Bond University Exercise Science Professor, Greg Gass, research colleague, Dr Clare Minahan, and Bond University PhD student, Kevin Serre, have teamed up to undertake important research into diabetes.

Their research coincides with World Diabetes Day, today November 14, 2008.

PhD student Kevin Serre said that it was a relevant time to announce their findings.

“World Diabetes Day is an extremely important day for us,” he said.

“It promotes awareness to many people unaware of the warning signs of diabetes.”

The team are currently conducting a three-year research project into the exercise dose-response relationships for women aged 65 to 74 years with and without Type 2 diabetes.

The study also reinforces statistics released from Diabetes Australia stating that over 60% of all Type 2 diabetes cases are preventable through maintaining regular exercise and a healthy lifestyle.

Bond University Exercise Science Professor, Greg Gass, said he was awarded $668,875 in March from the National Health and Medical Research Council that was put towards the research.

“The funding went into the STEP ForWARD project (Striding Towards Exercise Prescription for Women: A Recommended Dose),” he said.

“Our findings have shown exercise to be an extremely effective means of preventing as well as alleviating the negative effects of diabetes, but the amount of exercise to do to gain this benefit is unknown.”

Mr Serre added that “by optimizing exercise prescription, we can improve our quality of life and possibly reverse many of the effects of diabetes.

“Our research involves female participants aged 65-74 years exercising in a purpose-built science laboratory in the Faculty of Health Sciences and Medicine building at Bond University on a set number of days for a specified length of time,” he said.

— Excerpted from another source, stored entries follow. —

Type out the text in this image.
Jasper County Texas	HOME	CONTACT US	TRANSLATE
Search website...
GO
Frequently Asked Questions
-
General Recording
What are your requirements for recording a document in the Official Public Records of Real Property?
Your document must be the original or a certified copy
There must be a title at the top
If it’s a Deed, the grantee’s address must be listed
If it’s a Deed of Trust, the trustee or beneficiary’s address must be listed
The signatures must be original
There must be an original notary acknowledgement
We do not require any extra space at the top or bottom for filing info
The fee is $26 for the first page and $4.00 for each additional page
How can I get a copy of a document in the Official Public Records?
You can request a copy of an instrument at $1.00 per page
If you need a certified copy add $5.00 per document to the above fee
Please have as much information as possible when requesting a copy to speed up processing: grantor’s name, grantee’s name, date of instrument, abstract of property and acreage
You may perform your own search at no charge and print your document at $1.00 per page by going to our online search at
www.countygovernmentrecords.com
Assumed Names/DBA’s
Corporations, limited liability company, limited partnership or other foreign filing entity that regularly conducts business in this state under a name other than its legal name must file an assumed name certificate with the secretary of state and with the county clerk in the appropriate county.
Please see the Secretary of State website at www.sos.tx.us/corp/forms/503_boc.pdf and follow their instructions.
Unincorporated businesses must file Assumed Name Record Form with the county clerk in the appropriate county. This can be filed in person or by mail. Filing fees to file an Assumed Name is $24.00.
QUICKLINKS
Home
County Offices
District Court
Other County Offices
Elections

“Initial results obtained by this measure have indicated a very positive response.

“We have seen drastic improvements in blood glucose control, general fitness and probably most important of all, an improvement in overall feeling of well-being in many of the ladies participating,” Mr Serre said.

Upon completion of the study, Professor Gass said he was expected to deliver the results of the project to local GPs.

“Our research will assist many GPs in the community,” said Professor Gass.

“It’s a significant public health initiative that is going to produce new knowledge,” he said.